In 2006, FAMU gave Due an honorary doctorate in human letters and formally acknowledged the five decades she spent as a social activist. In response, Due said then, “At our ages when entering college, we were still children and FAMU was our surrogate parent, and time after time, we were punished for our ‘behavior,’ and now, they are embracing us and saying, ‘well done, well done.’”
Due co-authored a book in 2003 with her daughter Tananarive Due called “Freedom In The Family: A Mother-Daughter Memoir of the Fight for Civil Rights.” Due wanted the stories of the Florida civil rights movement and its key players to be remembered for their contributions to the fight against social injustice. According to the family, Due remarked, “Stories live forever. Story tellers don’t.”
The book was honored by the Black Caucus of the American Library Association.
In 2006, The History Channel’s award-winning series “Voices of Civil Rights” profiled Due.

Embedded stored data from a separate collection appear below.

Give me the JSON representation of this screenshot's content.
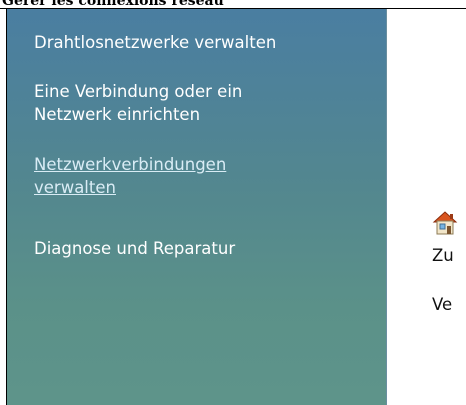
{
  "window": {
    "caption": "Gérer les connexions réseau"
  },
  "sidebar": {
    "tasks": [
      {
        "label": "Drahtlosnetzwerke verwalten",
        "link": false
      },
      {
        "label": "Eine Verbindung oder ein\nNetzwerk einrichten",
        "link": false
      },
      {
        "label": "Netzwerkverbindungen\nverwalten",
        "link": true
      },
      {
        "label": "Diagnose und Reparatur",
        "link": false
      }
    ]
  },
  "content": {
    "icon": "network-house-icon",
    "lines": [
      "Zu",
      "Ve"
    ]
  },
  "colors": {
    "sidebar_top": "#4a7ea1",
    "sidebar_bottom": "#5e948a",
    "task_text": "#ffffff",
    "link_text": "#d9ecf5"
  }
}
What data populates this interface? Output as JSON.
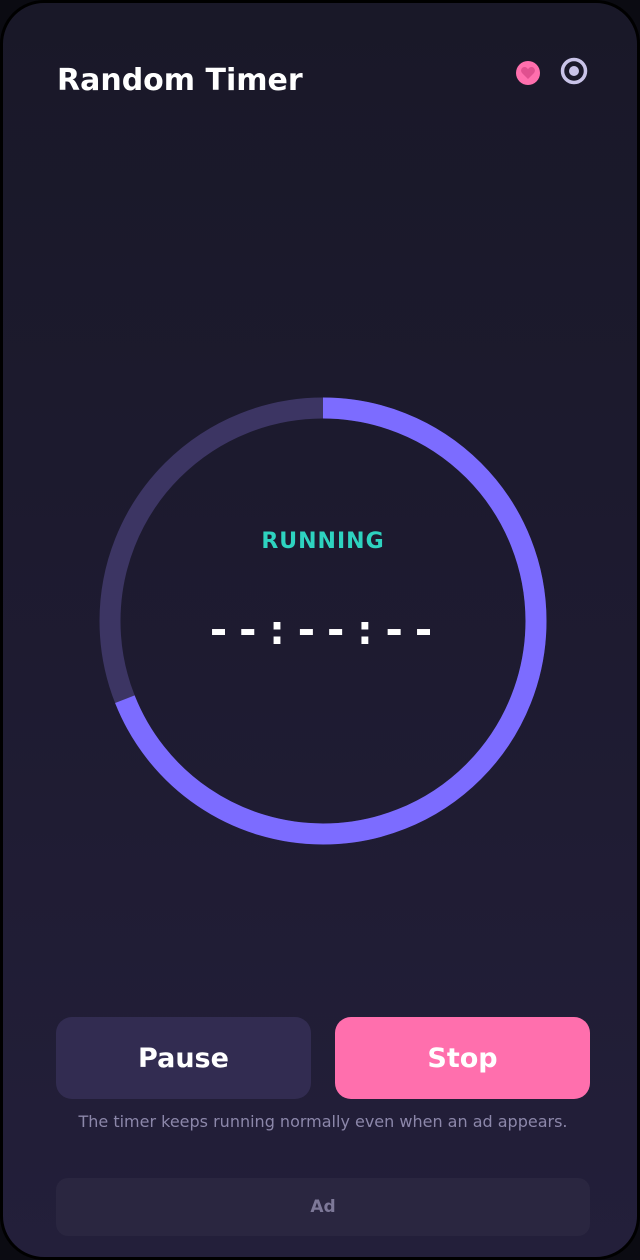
{
  "app": {
    "title": "Random Timer"
  },
  "header_icons": [
    {
      "name": "heart-icon",
      "color": "#ff6fad"
    },
    {
      "name": "target-icon",
      "color": "#c9c3e8"
    }
  ],
  "timer": {
    "status": "RUNNING",
    "display": "--:--:--",
    "progress": 0.69,
    "colors": {
      "progress": "#7c6cff",
      "track": "#3c3563",
      "status": "#2ed3c0"
    }
  },
  "controls": {
    "pause_label": "Pause",
    "stop_label": "Stop"
  },
  "hint": "The timer keeps running normally even when an ad appears.",
  "ad": {
    "label": "Ad"
  }
}
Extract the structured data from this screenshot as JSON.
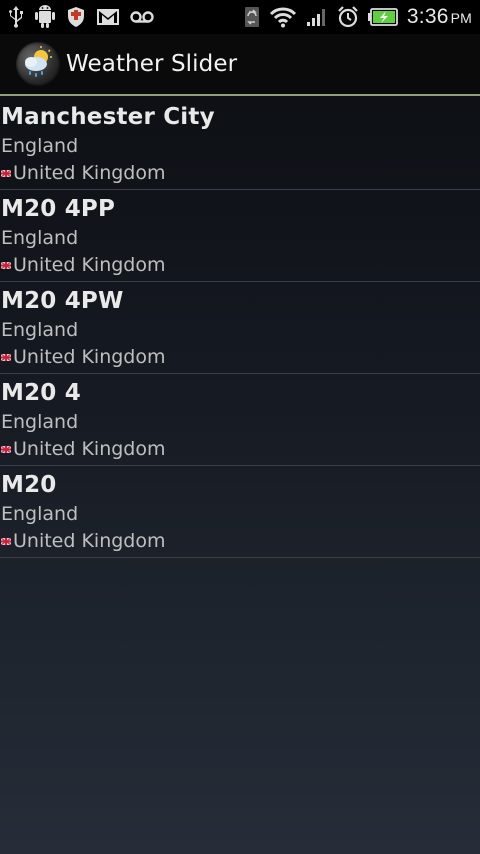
{
  "status_bar": {
    "time": "3:36",
    "ampm": "PM",
    "left_icons": [
      "usb-icon",
      "android-debug-icon",
      "shield-icon",
      "gmail-icon",
      "voicemail-icon"
    ],
    "right_icons": [
      "sync-icon",
      "wifi-icon",
      "signal-icon",
      "alarm-icon",
      "battery-charging-icon"
    ]
  },
  "app": {
    "title": "Weather Slider",
    "icon": "weather-app-icon"
  },
  "colors": {
    "action_bar_divider": "#8ea07f",
    "list_divider": "#3a3f47",
    "battery": "#5fcf3f"
  },
  "locations": [
    {
      "name": "Manchester City",
      "region": "England",
      "country": "United Kingdom",
      "flag": "uk-flag-icon"
    },
    {
      "name": "M20 4PP",
      "region": "England",
      "country": "United Kingdom",
      "flag": "uk-flag-icon"
    },
    {
      "name": "M20 4PW",
      "region": "England",
      "country": "United Kingdom",
      "flag": "uk-flag-icon"
    },
    {
      "name": "M20 4",
      "region": "England",
      "country": "United Kingdom",
      "flag": "uk-flag-icon"
    },
    {
      "name": "M20",
      "region": "England",
      "country": "United Kingdom",
      "flag": "uk-flag-icon"
    }
  ]
}
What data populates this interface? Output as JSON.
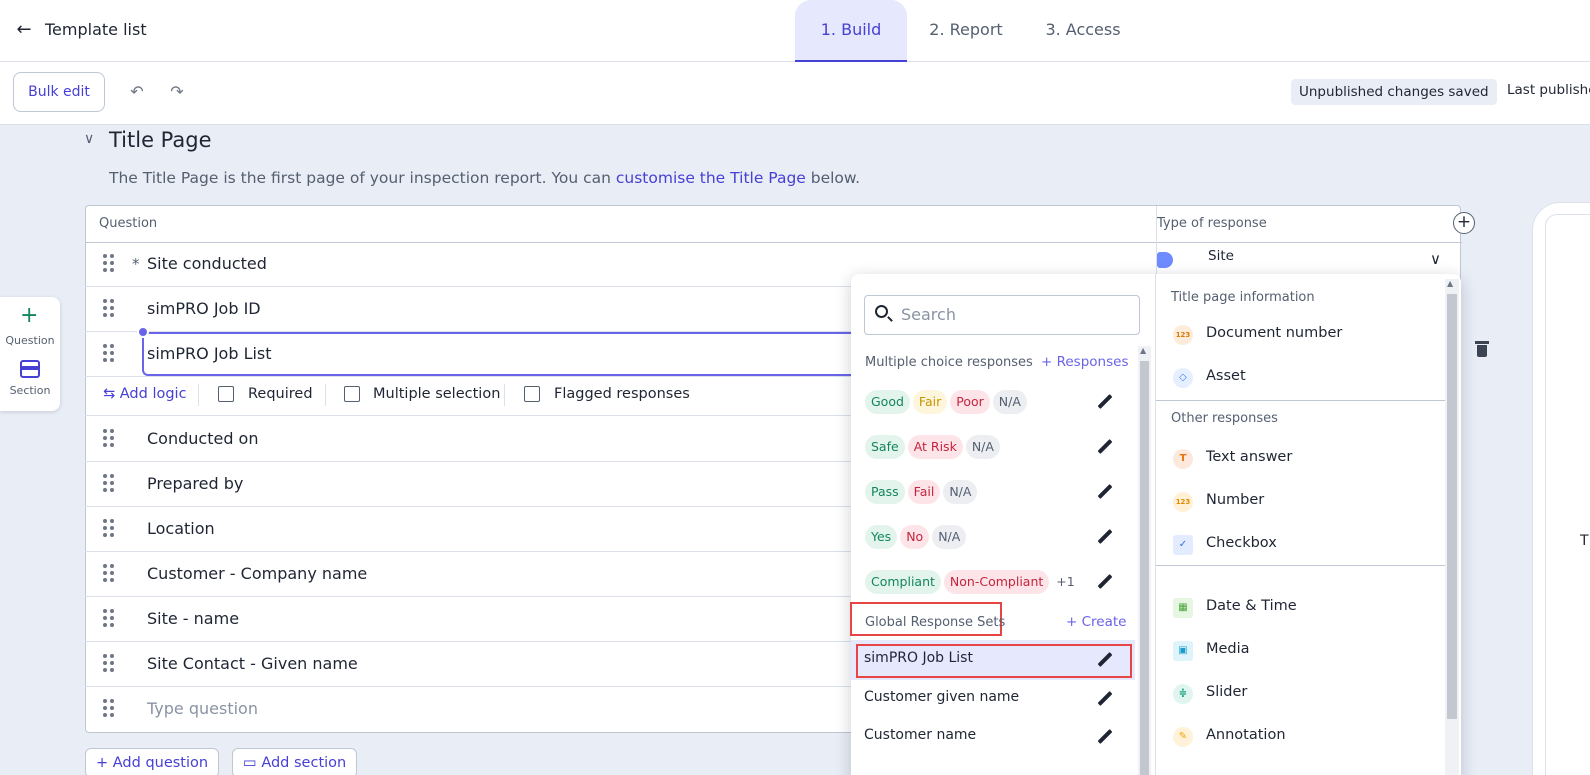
{
  "header": {
    "back_icon": "arrow-left-icon",
    "title": "Template list",
    "tabs": [
      {
        "label": "1. Build",
        "active": true
      },
      {
        "label": "2. Report",
        "active": false
      },
      {
        "label": "3. Access",
        "active": false
      }
    ]
  },
  "toolbar": {
    "bulk_edit": "Bulk edit",
    "status": "Unpublished changes saved",
    "last_published": "Last published"
  },
  "section": {
    "title": "Title Page",
    "desc_pre": "The Title Page is the first page of your inspection report. You can ",
    "desc_link": "customise the Title Page",
    "desc_post": " below."
  },
  "side_panel": {
    "question": "Question",
    "section": "Section"
  },
  "table": {
    "col_question": "Question",
    "col_response": "Type of response",
    "rows": [
      {
        "label": "Site conducted",
        "required": true,
        "response": "Site"
      },
      {
        "label": "simPRO Job ID"
      },
      {
        "label": "simPRO Job List"
      },
      {
        "label": "Conducted on"
      },
      {
        "label": "Prepared by"
      },
      {
        "label": "Location"
      },
      {
        "label": "Customer - Company name"
      },
      {
        "label": "Site - name"
      },
      {
        "label": "Site Contact - Given name"
      },
      {
        "placeholder": "Type question"
      }
    ],
    "logic": {
      "add_logic": "Add logic",
      "required": "Required",
      "multiple": "Multiple selection",
      "flagged": "Flagged responses"
    },
    "required_mark": "*"
  },
  "buttons": {
    "add_question": "+ Add question",
    "add_section": "Add section"
  },
  "preview": {
    "text": "T"
  },
  "dropdown": {
    "search_placeholder": "Search",
    "mc_header": "Multiple choice responses",
    "mc_link": "+ Responses",
    "mc_sets": [
      [
        {
          "t": "Good",
          "c": "green"
        },
        {
          "t": "Fair",
          "c": "yellow"
        },
        {
          "t": "Poor",
          "c": "red"
        },
        {
          "t": "N/A",
          "c": "grey"
        }
      ],
      [
        {
          "t": "Safe",
          "c": "green"
        },
        {
          "t": "At Risk",
          "c": "red"
        },
        {
          "t": "N/A",
          "c": "grey"
        }
      ],
      [
        {
          "t": "Pass",
          "c": "green"
        },
        {
          "t": "Fail",
          "c": "red"
        },
        {
          "t": "N/A",
          "c": "grey"
        }
      ],
      [
        {
          "t": "Yes",
          "c": "green"
        },
        {
          "t": "No",
          "c": "red"
        },
        {
          "t": "N/A",
          "c": "grey"
        }
      ],
      [
        {
          "t": "Compliant",
          "c": "green"
        },
        {
          "t": "Non-Compliant",
          "c": "red"
        }
      ]
    ],
    "more_count": "+1",
    "global_header": "Global Response Sets",
    "global_link": "+ Create",
    "global_sets": [
      "simPRO Job List",
      "Customer given name",
      "Customer name"
    ],
    "right": {
      "h1": "Title page information",
      "items1": [
        {
          "label": "Document number",
          "icon": "number-icon",
          "glyph": "123",
          "bg": "#fdecd9",
          "fg": "#d9780b"
        },
        {
          "label": "Asset",
          "icon": "cube-icon",
          "glyph": "◇",
          "bg": "#e6efff",
          "fg": "#3d7bf0"
        }
      ],
      "h2": "Other responses",
      "items2": [
        {
          "label": "Text answer",
          "icon": "text-icon",
          "glyph": "T",
          "bg": "#fde9dc",
          "fg": "#e8720d"
        },
        {
          "label": "Number",
          "icon": "number-icon",
          "glyph": "123",
          "bg": "#fff0d6",
          "fg": "#e08b00"
        },
        {
          "label": "Checkbox",
          "icon": "checkbox-icon",
          "glyph": "✓",
          "bg": "#e3ecff",
          "fg": "#2f6fe6"
        }
      ],
      "items3": [
        {
          "label": "Date & Time",
          "icon": "calendar-icon",
          "glyph": "▦",
          "bg": "#e6f6e1",
          "fg": "#48a33a"
        },
        {
          "label": "Media",
          "icon": "media-icon",
          "glyph": "▣",
          "bg": "#dff3fb",
          "fg": "#1a9dcc"
        },
        {
          "label": "Slider",
          "icon": "slider-icon",
          "glyph": "≑",
          "bg": "#e0f5ef",
          "fg": "#1aa57c"
        },
        {
          "label": "Annotation",
          "icon": "annotation-icon",
          "glyph": "✎",
          "bg": "#fff2d9",
          "fg": "#f0a500"
        }
      ]
    }
  }
}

She was recently honored by Tallahassee Mayor John R. Marks, who issued a proclamation declaring May 11, 2011, “Patricia Stephens Due Day.”
Florida Gov. Rick Scott praised Due in a private letter last year recognizing her “impact as a civil rights pioneer” and commending her for her “lifetime of advocacy and commitment to achieving racial justice in America.”
Scott called Due’s actions “a significant moment in our country’s history and … an incredible source of inspiration still today.”